曹氏赶忙抱过女儿安抚,一面也是无奈,这个主意是她回来路上想了又想,若是最坏的情况,谢黛宁被认出是个女子,那她一个人在书院,总好过谢家两个姑娘都在。只是谢婉宁哭的她心疼,一时也不好强令她依从,劝了半天曹氏终还是松了口,答应让她再去上半年的学,只是若有任何风言风语,便立刻归家。

得了允许,谢婉宁才止住哭泣,丫鬟们捧来清水帕子伺候她梳洗,有的给她胸前遮上巾子,有的替她挽起袖子褪下首饰,奶娘亲手试了水温,这才把绵软的帕子浸入水里,拧的半干送到她手上……而捧着梳子、铜镜和香膏的几个,已经在旁边一排站好。

这是富贵人家小姐的常见做派,曹氏做姑娘时亦是这么过来的,否则又如何能养出一个千娇万宠的世家贵女?

可不知怎的,她忽然想起刚才堂上,谢黛宁的样子……

她比婉宁也就大了半岁,可一点娇矜之气都没有,那身绯红色锦袍衬的她秀逸出尘,英姿勃勃!若非知晓是女子,真叫人不由赞叹一声年少风流!

曹氏幼时在京城长大,她见过那些身着蟒衣鱼服,鸾带绣春刀的玄衣卫堂官……那是皇家的赏赐,并非人人有份!那气派,别提多威风了!

谢黛宁这件只是没有繁复的刺绣,少了几分冷厉罢了。

想到这里,没来由的,她的心头一颤,今日表面上看,谢黛宁和老夫人是没有吵起来,可实际上却是针锋相对,势如仇敌,她若知道当年……

手中的茶碗不觉间脱了手,啪的一声,在地上摔的粉碎,谢婉宁一脸懵懂的看了过来:“母亲,您这是……?”

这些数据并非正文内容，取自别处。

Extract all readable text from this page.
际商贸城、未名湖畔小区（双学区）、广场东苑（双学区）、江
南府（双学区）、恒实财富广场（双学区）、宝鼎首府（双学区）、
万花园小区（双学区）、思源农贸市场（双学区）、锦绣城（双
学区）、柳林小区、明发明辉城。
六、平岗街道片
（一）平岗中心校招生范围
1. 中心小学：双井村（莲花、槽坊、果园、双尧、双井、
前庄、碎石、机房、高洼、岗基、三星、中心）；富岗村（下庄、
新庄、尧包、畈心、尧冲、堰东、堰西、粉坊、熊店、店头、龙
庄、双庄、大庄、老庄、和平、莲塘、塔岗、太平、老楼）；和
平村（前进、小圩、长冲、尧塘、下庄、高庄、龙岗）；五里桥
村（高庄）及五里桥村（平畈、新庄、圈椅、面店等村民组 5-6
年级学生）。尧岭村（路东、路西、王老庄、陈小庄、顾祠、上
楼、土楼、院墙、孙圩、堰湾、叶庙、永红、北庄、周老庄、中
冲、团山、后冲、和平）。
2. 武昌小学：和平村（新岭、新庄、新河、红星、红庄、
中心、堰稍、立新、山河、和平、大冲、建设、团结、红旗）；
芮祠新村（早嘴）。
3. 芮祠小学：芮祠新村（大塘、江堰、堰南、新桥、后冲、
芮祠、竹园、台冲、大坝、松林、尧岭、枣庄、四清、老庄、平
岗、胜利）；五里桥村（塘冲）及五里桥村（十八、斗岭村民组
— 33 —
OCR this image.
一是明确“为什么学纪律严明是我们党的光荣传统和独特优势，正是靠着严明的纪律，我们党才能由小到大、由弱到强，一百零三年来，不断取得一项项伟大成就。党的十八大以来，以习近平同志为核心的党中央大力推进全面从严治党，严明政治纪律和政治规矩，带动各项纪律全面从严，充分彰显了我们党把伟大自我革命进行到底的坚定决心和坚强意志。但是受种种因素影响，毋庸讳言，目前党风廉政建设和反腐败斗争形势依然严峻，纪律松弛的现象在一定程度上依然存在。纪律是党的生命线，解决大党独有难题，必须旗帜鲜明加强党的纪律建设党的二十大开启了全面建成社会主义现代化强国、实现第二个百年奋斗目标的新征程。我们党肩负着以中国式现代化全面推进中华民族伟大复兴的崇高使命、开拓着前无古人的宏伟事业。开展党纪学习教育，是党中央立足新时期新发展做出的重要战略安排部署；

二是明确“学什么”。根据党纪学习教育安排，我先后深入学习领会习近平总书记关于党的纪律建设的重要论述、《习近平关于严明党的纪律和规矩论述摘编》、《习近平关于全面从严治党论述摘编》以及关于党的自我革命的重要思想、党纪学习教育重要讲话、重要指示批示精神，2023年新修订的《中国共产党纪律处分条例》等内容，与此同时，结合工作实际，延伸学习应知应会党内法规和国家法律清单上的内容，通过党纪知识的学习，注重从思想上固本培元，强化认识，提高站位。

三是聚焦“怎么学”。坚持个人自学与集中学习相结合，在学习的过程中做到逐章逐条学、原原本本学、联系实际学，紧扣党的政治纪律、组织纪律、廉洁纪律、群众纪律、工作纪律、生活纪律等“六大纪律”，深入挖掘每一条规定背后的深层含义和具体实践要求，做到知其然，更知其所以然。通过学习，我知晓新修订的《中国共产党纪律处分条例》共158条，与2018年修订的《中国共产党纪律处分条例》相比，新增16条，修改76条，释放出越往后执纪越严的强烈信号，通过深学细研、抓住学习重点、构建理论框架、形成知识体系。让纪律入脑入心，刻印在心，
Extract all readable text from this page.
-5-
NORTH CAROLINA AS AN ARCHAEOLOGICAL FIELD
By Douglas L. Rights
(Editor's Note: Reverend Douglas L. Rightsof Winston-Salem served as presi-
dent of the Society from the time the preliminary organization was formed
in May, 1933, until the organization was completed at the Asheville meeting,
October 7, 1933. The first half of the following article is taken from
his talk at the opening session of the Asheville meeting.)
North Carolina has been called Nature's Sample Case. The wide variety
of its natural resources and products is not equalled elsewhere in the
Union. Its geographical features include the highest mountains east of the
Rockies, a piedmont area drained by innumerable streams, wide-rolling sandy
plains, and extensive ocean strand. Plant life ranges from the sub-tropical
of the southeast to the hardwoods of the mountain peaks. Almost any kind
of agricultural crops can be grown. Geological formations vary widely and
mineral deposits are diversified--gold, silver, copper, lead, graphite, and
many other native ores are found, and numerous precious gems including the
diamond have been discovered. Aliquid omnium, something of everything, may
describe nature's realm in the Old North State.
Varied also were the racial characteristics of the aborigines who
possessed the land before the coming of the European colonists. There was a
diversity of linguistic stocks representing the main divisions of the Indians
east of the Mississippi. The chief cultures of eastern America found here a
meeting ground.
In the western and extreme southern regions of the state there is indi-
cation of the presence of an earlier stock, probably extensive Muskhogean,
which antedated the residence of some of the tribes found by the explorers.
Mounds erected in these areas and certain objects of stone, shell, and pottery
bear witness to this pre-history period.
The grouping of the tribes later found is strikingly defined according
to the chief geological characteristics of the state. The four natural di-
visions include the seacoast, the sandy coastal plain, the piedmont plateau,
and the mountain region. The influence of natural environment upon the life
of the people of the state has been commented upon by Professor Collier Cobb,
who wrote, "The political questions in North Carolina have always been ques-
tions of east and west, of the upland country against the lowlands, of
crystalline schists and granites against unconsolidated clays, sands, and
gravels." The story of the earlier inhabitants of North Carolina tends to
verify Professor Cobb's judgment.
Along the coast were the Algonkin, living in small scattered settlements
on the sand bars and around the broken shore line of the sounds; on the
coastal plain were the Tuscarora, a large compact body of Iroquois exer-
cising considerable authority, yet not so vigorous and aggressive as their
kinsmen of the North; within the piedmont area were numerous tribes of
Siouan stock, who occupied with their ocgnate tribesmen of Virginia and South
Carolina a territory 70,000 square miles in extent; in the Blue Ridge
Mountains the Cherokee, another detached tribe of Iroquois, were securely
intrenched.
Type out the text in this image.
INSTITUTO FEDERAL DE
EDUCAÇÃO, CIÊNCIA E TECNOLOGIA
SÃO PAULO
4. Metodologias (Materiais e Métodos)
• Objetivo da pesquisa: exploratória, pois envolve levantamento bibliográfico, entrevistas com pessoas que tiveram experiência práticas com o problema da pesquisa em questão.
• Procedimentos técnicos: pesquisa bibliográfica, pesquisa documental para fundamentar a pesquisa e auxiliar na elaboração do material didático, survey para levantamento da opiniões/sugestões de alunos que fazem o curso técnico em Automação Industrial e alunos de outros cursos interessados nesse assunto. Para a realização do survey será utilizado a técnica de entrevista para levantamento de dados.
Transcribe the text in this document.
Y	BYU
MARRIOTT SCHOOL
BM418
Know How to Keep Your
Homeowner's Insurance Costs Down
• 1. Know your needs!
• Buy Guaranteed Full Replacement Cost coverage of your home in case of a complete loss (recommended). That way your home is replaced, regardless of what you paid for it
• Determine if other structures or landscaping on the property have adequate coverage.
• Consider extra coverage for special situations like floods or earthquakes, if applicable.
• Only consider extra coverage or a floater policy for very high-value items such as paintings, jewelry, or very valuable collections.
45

谢黛宁吃饱喝足,又在三房院子里歇息片刻,喝了盏茶消食,然后才去怀安堂外禀告了一声,谢老夫人自是不会见她的,她便悠闲地踱着步子出了谢宅。

走了没多久,热闹烟火气就出现在眼前,人群熙熙攘攘的道旁,华庭正嬉皮笑脸的招手呢!他身后牵着一匹毛色漆黑油亮的骏马,正不耐烦地打着响鼻。

谢黛宁脸上郁色一扫而空,小跑几步上前,抱住马儿的脖子好一通揉搓:“黑咪,我想死你啦!十来日没见,你想我不?”

黑咪偏着头蹭了蹭她,似在回答一般。

华庭看的好笑,等一人一马亲昵够了,才道:“公子,这刚过晌午,也不急着回书院,不如在县城里逛一逛?”说着又凑近了些,压低声音,伸出两根指头比划道,“今儿有两个跟着我,想是一直摸不清咱们底细,心急了!”

谢黛宁眼中露出几分不屑,轻哼一声点点头:“走,溜溜他们!”又对黑咪道,“咱们买糖吃去!”

两人一马在县城大肆采购,逛了足足一个时辰,黑咪的背上挂满了各色包裹盒子,一向以脚力神骏为傲的它被当成了拉货的骡子,颇不乐意的甩着尾巴。